Sustainable Sex

Sustainable Sex September 14, 2012

I wrote this post for the wonderful Anglicans over at The Hipster Conservative. It’s not safe for work, or school, or anywhere.

Our culture is sexually schizophrenic.

On the one hand, it has become acceptable to purchase torture porn at Barnes & Noble. On the other, as the Daily Mail reports, “around one per cent of the world’s population [approximately 70 million people] are ‘asexuals’ who feel no sexual attraction at all,” a growing group seeking recognition as the fourth sexual orientation.

On the one hand, anal sex is more popular than ever, sex shops are reporting massive increases in the sale of nipple clamps, and the average age a boy is exposed to hardcore pornography is 14, all to which we applaud: Sexy stuff indeed. But on the other — as a 2011 article published in Psychology Today concluded — the use of internet pornography has created a generation of men who cannot be aroused by their actual, real life partners, and that “many are becoming convinced that [erectile dysfunction] at twenty-something is normal.” Not so sexy.

We talk more and more about the marvelous act of coitus, and we’re happily exposed to every arousing portion of the human body that can be used to sell us beer, cars, and deodorant — yet sex itself seems to be less and less fun. Only 64 percent of women report having an orgasm in their last sexual encounter (despite 85 percent of men thinking their partner had an orgasm), and in a recent survey, it was shown that 63 percent of married women would rather “do something else” than have sex with their husbands — watching a movie being the most popular alternative.

All in all, we cannot make up our minds between getting our freak on and collapsing into an armchair, bored and dissatisfied.

There is a parallel we might draw with this phenomenon of both inaction and inaction, of the simultaneous whittling of sex into an boring, unimportant non-thing and the hyping up of sex into an ultra-eroticized idol: Death.

In their death throes, humans fade into nothingness while flailing in fits of energy.

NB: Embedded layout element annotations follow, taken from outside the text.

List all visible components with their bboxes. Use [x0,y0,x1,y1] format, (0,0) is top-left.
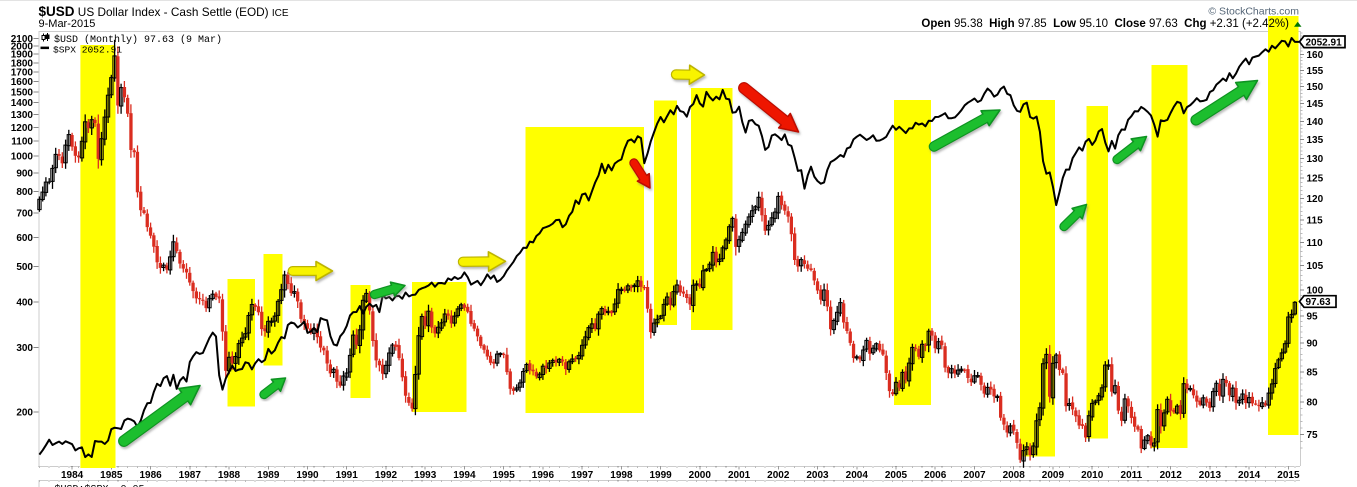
svg-text:100: 100 [1307,286,1324,297]
svg-text:95: 95 [1307,312,1319,323]
svg-text:75: 75 [1307,430,1319,441]
svg-text:2015: 2015 [1277,470,1300,481]
svg-text:85: 85 [1307,367,1319,378]
svg-text:1992: 1992 [375,470,398,481]
svg-text:1986: 1986 [139,470,162,481]
svg-text:2002: 2002 [767,470,790,481]
svg-text:1700: 1700 [11,67,34,78]
svg-text:300: 300 [16,343,33,354]
svg-text:105: 105 [1307,261,1324,272]
svg-text:2011: 2011 [1121,470,1143,481]
svg-text:150: 150 [1307,82,1324,93]
svg-text:2003: 2003 [806,470,829,481]
svg-text:90: 90 [1307,339,1319,350]
svg-text:Open 95.38 High 97.85 Low 95: Open 95.38 High 97.85 Low 95.10 Close 97… [921,18,1289,30]
svg-text:2010: 2010 [1081,470,1104,481]
svg-text:1984: 1984 [61,470,84,481]
svg-text:1200: 1200 [11,123,34,134]
svg-text:125: 125 [1307,174,1324,185]
svg-text:1999: 1999 [649,470,672,481]
svg-text:9-Mar-2015: 9-Mar-2015 [39,18,96,30]
svg-text:115: 115 [1307,216,1324,227]
svg-text:135: 135 [1307,135,1324,146]
svg-text:1987: 1987 [179,470,202,481]
svg-text:2007: 2007 [963,470,986,481]
svg-text:1994: 1994 [453,470,476,481]
svg-text:160: 160 [1307,50,1324,61]
svg-text:1300: 1300 [11,110,34,121]
svg-text:600: 600 [16,233,33,244]
svg-text:1989: 1989 [257,470,280,481]
svg-text:2100: 2100 [11,34,34,45]
svg-text:1997: 1997 [571,470,594,481]
svg-text:2006: 2006 [924,470,947,481]
svg-text:2008: 2008 [1003,470,1026,481]
svg-text:2009: 2009 [1042,470,1065,481]
svg-text:1995: 1995 [493,470,516,481]
svg-text:700: 700 [16,208,33,219]
svg-text:1900: 1900 [11,50,34,61]
svg-text:97.63: 97.63 [1306,297,1331,308]
svg-text:2013: 2013 [1199,470,1222,481]
svg-text:1991: 1991 [336,470,359,481]
svg-text:2000: 2000 [689,470,712,481]
svg-text:145: 145 [1307,99,1324,110]
svg-text:80: 80 [1307,398,1319,409]
svg-text:1600: 1600 [11,77,34,88]
svg-text:1000: 1000 [11,152,34,163]
svg-text:2005: 2005 [885,470,908,481]
svg-text:$USD (Monthly) 97.63 (9 Mar): $USD (Monthly) 97.63 (9 Mar) [54,34,222,46]
svg-text:1990: 1990 [296,470,319,481]
svg-text:2001: 2001 [728,470,751,481]
svg-text:1100: 1100 [11,137,33,148]
svg-text:2004: 2004 [846,470,869,481]
svg-text:110: 110 [1307,238,1324,249]
svg-text:130: 130 [1307,154,1324,165]
svg-text:© StockCharts.com: © StockCharts.com [1208,6,1299,18]
svg-text:400: 400 [16,297,33,308]
svg-text:1988: 1988 [218,470,241,481]
svg-text:2012: 2012 [1160,470,1183,481]
svg-text:155: 155 [1307,66,1324,77]
svg-text:$USD US Dollar Index - Cash Se: $USD US Dollar Index - Cash Settle (EOD)… [39,4,289,19]
svg-text:1993: 1993 [414,470,437,481]
svg-text:$USD:$SPX 0.05: $USD:$SPX 0.05 [55,484,145,487]
svg-text:2014: 2014 [1238,470,1261,481]
svg-text:800: 800 [16,187,33,198]
svg-text:1985: 1985 [100,470,123,481]
svg-text:2052.91: 2052.91 [1306,38,1343,49]
svg-text:500: 500 [16,262,33,273]
svg-text:200: 200 [16,408,33,419]
svg-text:1400: 1400 [11,98,34,109]
svg-text:900: 900 [16,169,33,180]
svg-text:2000: 2000 [11,42,34,53]
svg-text:$SPX 2052.91: $SPX 2052.91 [53,45,122,56]
svg-text:1998: 1998 [610,470,633,481]
svg-text:1500: 1500 [11,87,34,98]
svg-text:1800: 1800 [11,58,34,69]
svg-text:120: 120 [1307,194,1324,205]
svg-text:140: 140 [1307,117,1324,128]
svg-text:1996: 1996 [532,470,555,481]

At the end of all action, there is a panic of action. This saddens me to no end, for sex is awesome, beautiful, unifying, and life-giving, and yet we see mirrored in our sexual culture what we see in death — grotesque action on the way to final inaction. Is sex dying?

Read an interview by The Guardian entitled “Why sex could be history,” and you’ll find that the answer — for some — is a happy affirmative. Here author Aarathi Prasad points out that science has made it possible to divorce sex from reproduction, and that we should no longer view the two as intertwined. Sex is no longer strictly necessary to human beings.

Or look at the general “Christian” response to the sexual culture, incarnated in abstinence-education programs: Sex is dirty thing, a dangerous thing, an evil thing. Perhaps this is not intention of those running such programs, but it is another affirmative response to the death of sex.